On the page, less dialogue often reads more powerfully. Typical lines run one to three lines of text; reserve speeches longer than eight lines for moments that change relationships or strategy. Strip pleasantries and repeats; “hi/bye,” roll calls, and recaps usually vanish in revisions. Distinguish voices with word choice, rhythm, and POV bias, not quirky spelling. A quick test: hide character names and see if you can still tell who’s speaking. Read aloud or do a table read clunky phrasing, redundancies, and jokes that don’t land will surface fast.

Write subtext: characters rarely say exactly what they mean when stakes are high. Replace direct statements (“I’m scared”) with behaviors and deflections (“Let’s wait for backup,” while checking the exits twice). Use interruptions and overlaps sparingly on the page screen direction will handle the rest but allow sentences to collide when power shifts. Parentheticals (wrylies) should be rare aim for under 10% of lines saving them for counterintuitive readings. Avoid explaining sarcasm; if the line needs “(sarcastic),” the setup may be weak.

Film is visual, so prioritize what can be photographed. Action lines should be specific, concrete, and skimmable: 2–4 lines per block, with white space to control pace. Favor verbs that imply intent (“she edges the door open” vs. “she opens the door”). Avoid camera directions and edit calls (ANGLE ON, CUT TO) unless crucial to understanding a twist; the default is that shots and cuts will happen. Capitalize a character’s name on first appearance and significant sounds or important props sparingly to guide attention without shouting.

Formatting, Workflow, And Industry Expectations

Use standard formatting in 12-point Courier or Courier Final Draft so the page-time heuristic holds. Scene headings (“INT./EXT. LOCATION – DAY/NIGHT”), lean action lines, and indented dialogue are non-negotiable signals you know the medium. Transitions are largely unnecessary; only include when motivated (e.g., MATCH CUT). Export as PDF; include a simple title page (title, your name, and contact). Specialized software handles the margins; reinventing format in Word risks misalignments that distract readers.

Adopt a pipeline that reduces risk and drift. Start with a 25–35 word logline that contains protagonist, goal, stakes, and an irony or twist; if you can’t compress it, the story may be diffuse. Expand to a beat sheet (12–15 beats), then an 8-sequence outline with 1–2 sentence scene cards. Draft at a sustainable pace (3–5 pages/day yields a feature in 3–6 weeks). The first pass is for discovery; do not polish line-by-line. Subsequent passes are targeted: structure (do turns land in the intended ranges?), character (does the want/need conflict drive choices?), clarity (does any reader get lost?), and compression (cut 10–20% dense prose and redundant beats first).

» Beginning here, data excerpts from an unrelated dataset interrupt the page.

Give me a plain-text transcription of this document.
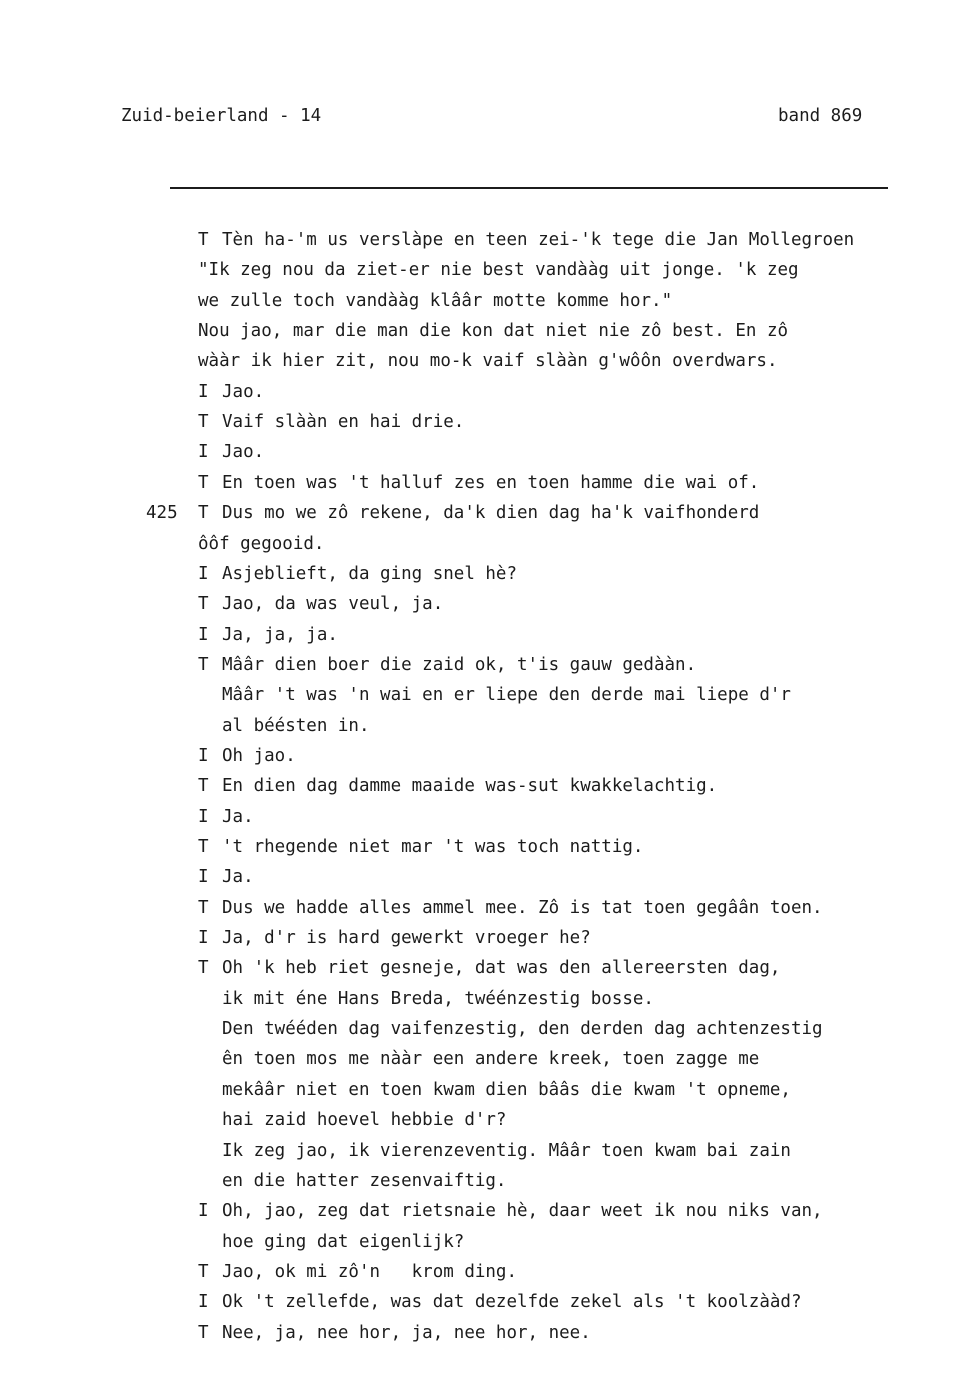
Zuid-beierland - 14	band 869
T Tèn ha-'m us verslàpe en teen zei-'k tege die Jan Mollegroen
"Ik zeg nou da ziet-er nie best vandààg uit jonge. 'k zeg
we zulle toch vandààg klââr motte komme hor."
Nou jao, mar die man die kon dat niet nie zô best. En zô
wààr ik hier zit, nou mo-k vaif slààn g'wôôn overdwars.
I Jao.
T Vaif slààn en hai drie.
I Jao.
T En toen was 't halluf zes en toen hamme die wai of.
425 T Dus mo we zô rekene, da'k dien dag ha'k vaifhonderd
ôôf gegooid.
I Asjeblieft, da ging snel hè?
T Jao, da was veul, ja.
I Ja, ja, ja.
T Mââr dien boer die zaid ok, t'is gauw gedààn.
Mââr 't was 'n wai en er liepe den derde mai liepe d'r
al béésten in.
I Oh jao.
T En dien dag damme maaide was-sut kwakkelachtig.
I Ja.
T 't rhegende niet mar 't was toch nattig.
I Ja.
T Dus we hadde alles ammel mee. Zô is tat toen gegâân toen.
I Ja, d'r is hard gewerkt vroeger he?
T Oh 'k heb riet gesneje, dat was den allereersten dag,
ik mit éne Hans Breda, twéénzestig bosse.
Den twééden dag vaifenzestig, den derden dag achtenzestig
ên toen mos me nààr een andere kreek, toen zagge me
mekââr niet en toen kwam dien bââs die kwam 't opneme,
hai zaid hoevel hebbie d'r?
Ik zeg jao, ik vierenzeventig. Mââr toen kwam bai zain
en die hatter zesenvaiftig.
I Oh, jao, zeg dat rietsnaie hè, daar weet ik nou niks van,
hoe ging dat eigenlijk?
T Jao, ok mi zô'n   krom ding.
I Ok 't zellefde, was dat dezelfde zekel als 't koolzààd?
T Nee, ja, nee hor, ja, nee hor, nee.
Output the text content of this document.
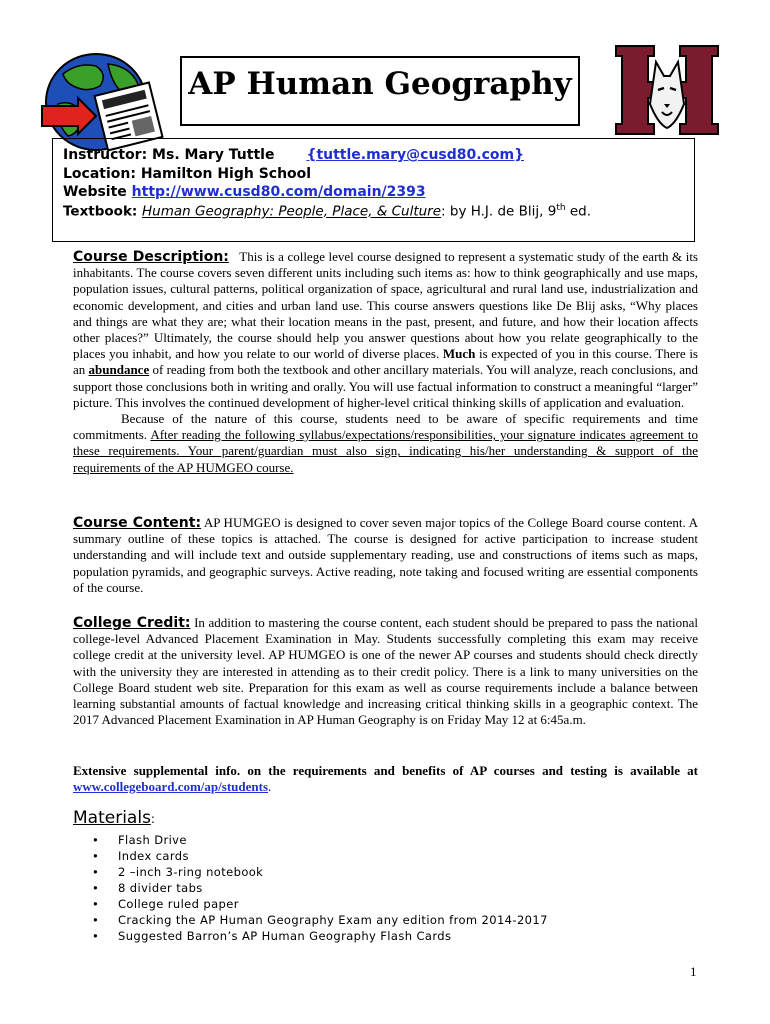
AP Human Geography
Instructor: Ms. Mary Tuttle {tuttle.mary@cusd80.com}
Location: Hamilton High School
Website http://www.cusd80.com/domain/2393
Textbook: Human Geography: People, Place, & Culture: by H.J. de Blij, 9th ed.
Course Description: This is a college level course designed to represent a systematic study of the earth & its inhabitants. The course covers seven different units including such items as: how to think geographically and use maps, population issues, cultural patterns, political organization of space, agricultural and rural land use, industrialization and economic development, and cities and urban land use. This course answers questions like De Blij asks, “Why places and things are what they are; what their location means in the past, present, and future, and how their location affects other places?” Ultimately, the course should help you answer questions about how you relate geographically to the places you inhabit, and how you relate to our world of diverse places. Much is expected of you in this course. There is an abundance of reading from both the textbook and other ancillary materials. You will analyze, reach conclusions, and support those conclusions both in writing and orally. You will use factual information to construct a meaningful “larger” picture. This involves the continued development of higher-level critical thinking skills of application and evaluation.
Because of the nature of this course, students need to be aware of specific requirements and time commitments. After reading the following syllabus/expectations/responsibilities, your signature indicates agreement to these requirements. Your parent/guardian must also sign, indicating his/her understanding & support of the requirements of the AP HUMGEO course.
Course Content: AP HUMGEO is designed to cover seven major topics of the College Board course content. A summary outline of these topics is attached. The course is designed for active participation to increase student understanding and will include text and outside supplementary reading, use and constructions of items such as maps, population pyramids, and geographic surveys. Active reading, note taking and focused writing are essential components of the course.
College Credit: In addition to mastering the course content, each student should be prepared to pass the national college-level Advanced Placement Examination in May. Students successfully completing this exam may receive college credit at the university level. AP HUMGEO is one of the newer AP courses and students should check directly with the university they are interested in attending as to their credit policy. There is a link to many universities on the College Board student web site. Preparation for this exam as well as course requirements include a balance between learning substantial amounts of factual knowledge and increasing critical thinking skills in a geographic context. The 2017 Advanced Placement Examination in AP Human Geography is on Friday May 12 at 6:45a.m.
Extensive supplemental info. on the requirements and benefits of AP courses and testing is available at www.collegeboard.com/ap/students.
Materials:
• Flash Drive
• Index cards
• 2 –inch 3-ring notebook
• 8 divider tabs
• College ruled paper
• Cracking the AP Human Geography Exam any edition from 2014-2017
• Suggested Barron’s AP Human Geography Flash Cards
1
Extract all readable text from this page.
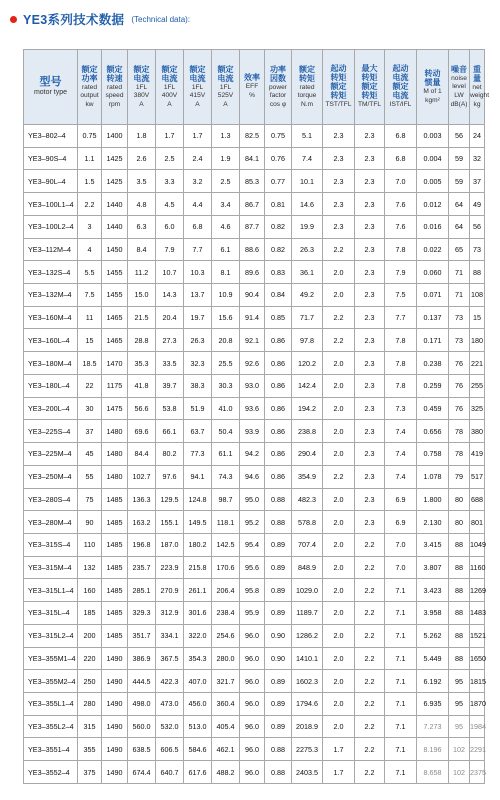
YE3系列技术数据 (Technical data):
型号
motor type	额定
功率
rated
output
kw	额定
转速
rated
speed
rpm	额定
电流
1FL
380V
A	额定
电流
1FL
400V
A	额定
电流
1FL
415V
A	额定
电流
1FL
525V
A	效率
EFF
%	功率
因数
power
factor
cos φ	额定
转矩
rated
torque
N.m	起动
转矩
额定
转矩
TST/TFL	最大
转矩
额定
转矩
TM/TFL	起动
电流
额定
电流
IST/IFL	转动
惯量
M of 1
kgm²	噪音
noise
level
LW
dB(A)	重量
net
weight
kg

YE3–802–4	0.75	1400	1.8	1.7	1.7	1.3	82.5	0.75	5.1	2.3	2.3	6.8	0.003	56	24
YE3–90S–4	1.1	1425	2.6	2.5	2.4	1.9	84.1	0.76	7.4	2.3	2.3	6.8	0.004	59	32
YE3–90L–4	1.5	1425	3.5	3.3	3.2	2.5	85.3	0.77	10.1	2.3	2.3	7.0	0.005	59	37
YE3–100L1–4	2.2	1440	4.8	4.5	4.4	3.4	86.7	0.81	14.6	2.3	2.3	7.6	0.012	64	49
YE3–100L2–4	3	1440	6.3	6.0	6.8	4.6	87.7	0.82	19.9	2.3	2.3	7.6	0.016	64	56
YE3–112M–4	4	1450	8.4	7.9	7.7	6.1	88.6	0.82	26.3	2.2	2.3	7.8	0.022	65	73
YE3–132S–4	5.5	1455	11.2	10.7	10.3	8.1	89.6	0.83	36.1	2.0	2.3	7.9	0.060	71	88
YE3–132M–4	7.5	1455	15.0	14.3	13.7	10.9	90.4	0.84	49.2	2.0	2.3	7.5	0.071	71	108
YE3–160M–4	11	1465	21.5	20.4	19.7	15.6	91.4	0.85	71.7	2.2	2.3	7.7	0.137	73	15
YE3–160L–4	15	1465	28.8	27.3	26.3	20.8	92.1	0.86	97.8	2.2	2.3	7.8	0.171	73	180
YE3–180M–4	18.5	1470	35.3	33.5	32.3	25.5	92.6	0.86	120.2	2.0	2.3	7.8	0.238	76	221
YE3–180L–4	22	1175	41.8	39.7	38.3	30.3	93.0	0.86	142.4	2.0	2.3	7.8	0.259	76	255
YE3–200L–4	30	1475	56.6	53.8	51.9	41.0	93.6	0.86	194.2	2.0	2.3	7.3	0.459	76	325
YE3–225S–4	37	1480	69.6	66.1	63.7	50.4	93.9	0.86	238.8	2.0	2.3	7.4	0.656	78	380
YE3–225M–4	45	1480	84.4	80.2	77.3	61.1	94.2	0.86	290.4	2.0	2.3	7.4	0.758	78	419
YE3–250M–4	55	1480	102.7	97.6	94.1	74.3	94.6	0.86	354.9	2.2	2.3	7.4	1.078	79	517
YE3–280S–4	75	1485	136.3	129.5	124.8	98.7	95.0	0.88	482.3	2.0	2.3	6.9	1.800	80	688
YE3–280M–4	90	1485	163.2	155.1	149.5	118.1	95.2	0.88	578.8	2.0	2.3	6.9	2.130	80	801
YE3–315S–4	110	1485	196.8	187.0	180.2	142.5	95.4	0.89	707.4	2.0	2.2	7.0	3.415	88	1049
YE3–315M–4	132	1485	235.7	223.9	215.8	170.6	95.6	0.89	848.9	2.0	2.2	7.0	3.807	88	1160
YE3–315L1–4	160	1485	285.1	270.9	261.1	206.4	95.8	0.89	1029.0	2.0	2.2	7.1	3.423	88	1269
YE3–315L–4	185	1485	329.3	312.9	301.6	238.4	95.9	0.89	1189.7	2.0	2.2	7.1	3.958	88	1483
YE3–315L2–4	200	1485	351.7	334.1	322.0	254.6	96.0	0.90	1286.2	2.0	2.2	7.1	5.262	88	1521
YE3–355M1–4	220	1490	386.9	367.5	354.3	280.0	96.0	0.90	1410.1	2.0	2.2	7.1	5.449	88	1650
YE3–355M2–4	250	1490	444.5	422.3	407.0	321.7	96.0	0.89	1602.3	2.0	2.2	7.1	6.192	95	1815
YE3–355L1–4	280	1490	498.0	473.0	456.0	360.4	96.0	0.89	1794.6	2.0	2.2	7.1	6.935	95	1870
YE3–355L2–4	315	1490	560.0	532.0	513.0	405.4	96.0	0.89	2018.9	2.0	2.2	7.1	7.273	95	1984
YE3–3551–4	355	1490	638.5	606.5	584.6	462.1	96.0	0.88	2275.3	1.7	2.2	7.1	8.196	102	2291
YE3–3552–4	375	1490	674.4	640.7	617.6	488.2	96.0	0.88	2403.5	1.7	2.2	7.1	8.658	102	2375
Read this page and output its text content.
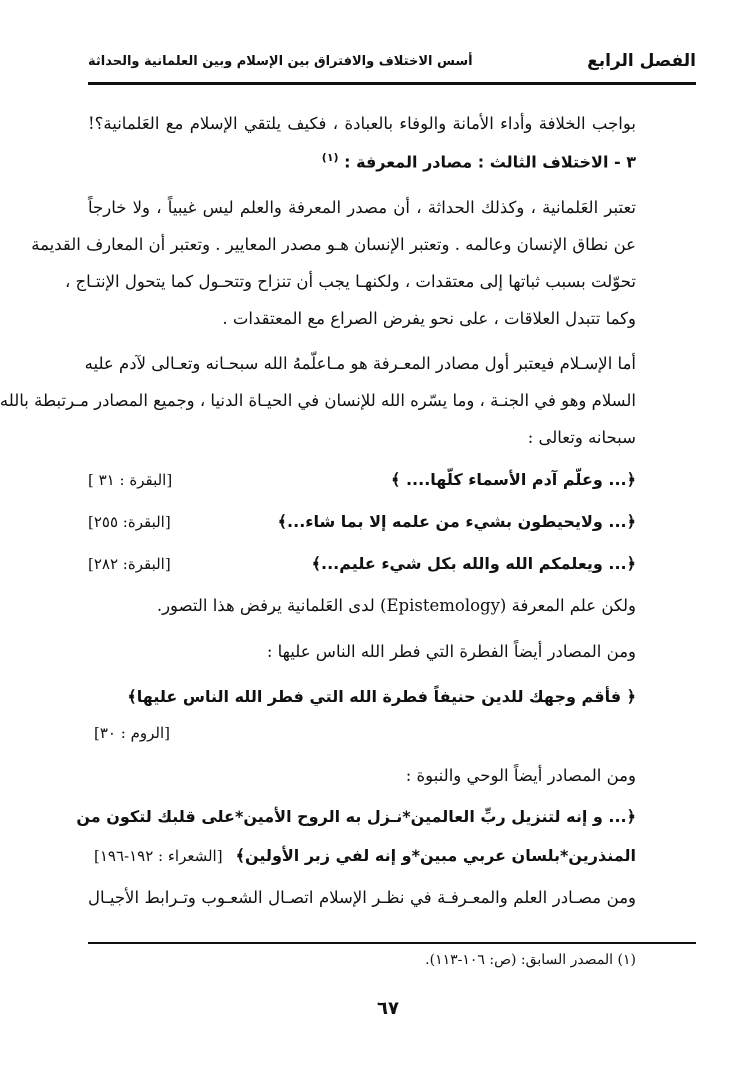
الفصل الرابع
أسس الاختلاف والافتراق بين الإسلام وبين العلمانية والحداثة
بواجب الخلافة وأداء الأمانة والوفاء بالعبادة ، فكيف يلتقي الإسلام مع العَلمانية؟!
٣ - الاختلاف الثالث : مصادر المعرفة : $^{(١)}$
تعتبر العَلمانية ، وكذلك الحداثة ، أن مصدر المعرفة والعلم ليس غيبياً ، ولا خارجاً
عن نطاق الإنسان وعالمه . وتعتبر الإنسان هـو مصدر المعايير . وتعتبر أن المعارف القديمة
تحوّلت بسبب ثباتها إلى معتقدات ، ولكنهـا يجب أن تنزاح وتتحـول كما يتحول الإنتـاج ،
وكما تتبدل العلاقات ، على نحو يفرض الصراع مع المعتقدات .
أما الإسـلام فيعتبر أول مصادر المعـرفة هو مـاعلّمهُ الله سبحـانه وتعـالى لآدم عليه
السلام وهو في الجنـة ، وما يسّره الله للإنسان في الحيـاة الدنيا ، وجميع المصادر مـرتبطة بالله
سبحانه وتعالى :
﴿... وعلّم آدم الأسماء كلّها.... ﴾
[البقرة : ٣١ ]
﴿... ولايحيطون بشيء من علمه إلا بما شاء...﴾
[البقرة: ٢٥٥]
﴿... ويعلمكم الله والله بكل شيء عليم...﴾
[البقرة: ٢٨٢]
ولكن علم المعرفة (Epistemology) لدى العَلمانية يرفض هذا التصور.
ومن المصادر أيضاً الفطرة التي فطر الله الناس عليها :
﴿ فأقم وجهك للدين حنيفاً فطرة الله التي فطر الله الناس عليها﴾
[الروم : ٣٠]
ومن المصادر أيضاً الوحي والنبوة :
﴿... و إنه لتنزيل ربِّ العالمين*نـزل به الروح الأمين*على قلبك لتكون من
المنذرين*بلسان عربي مبين*و إنه لفي زبر الأولين﴾
[الشعراء : ١٩٢-١٩٦]
ومن مصـادر العلم والمعـرفـة في نظـر الإسلام اتصـال الشعـوب وتـرابط الأجيـال
(١) المصدر السابق: (ص: ١٠٦-١١٣).
٦٧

Expect gatekeepers to triage quickly. Many readers decide within 1–5 pages whether the craft is professional, within 10 pages whether the premise engages, and by 30 whether Act II is earned. Common red flags: action paragraphs over 5 lines, excessive parentheticals, wandering scene headers, passive protagonists reacting rather than choosing, and genre-tone mismatch. Know market norms: PG-13 limits on graphic violence and language, R gives latitude but narrows four-quadrant appeal. Budget awareness helps: an indie-friendly script keeps leads under ~10, unique locations under ~25 (favoring interiors), night scenes minimized, children and animals limited, and VFX light. If you’re writing big, telegraph scale with set-pieces spaced ~20–30 pages apart and comps that justify cost.

Conclusion

To move now: write a logline that measures want, stakes, and irony; sketch a 12–15 beat spine; break it into eight sequences; draft 3–5 pages per day without polishing; then run surgical passes for structure, scene turns, dialogue compression, and visual clarity. “How to write screenplay” becomes a system: constrain length, force change each scene, let character need collide with want, and cut anything that doesn’t move time, plot, or power.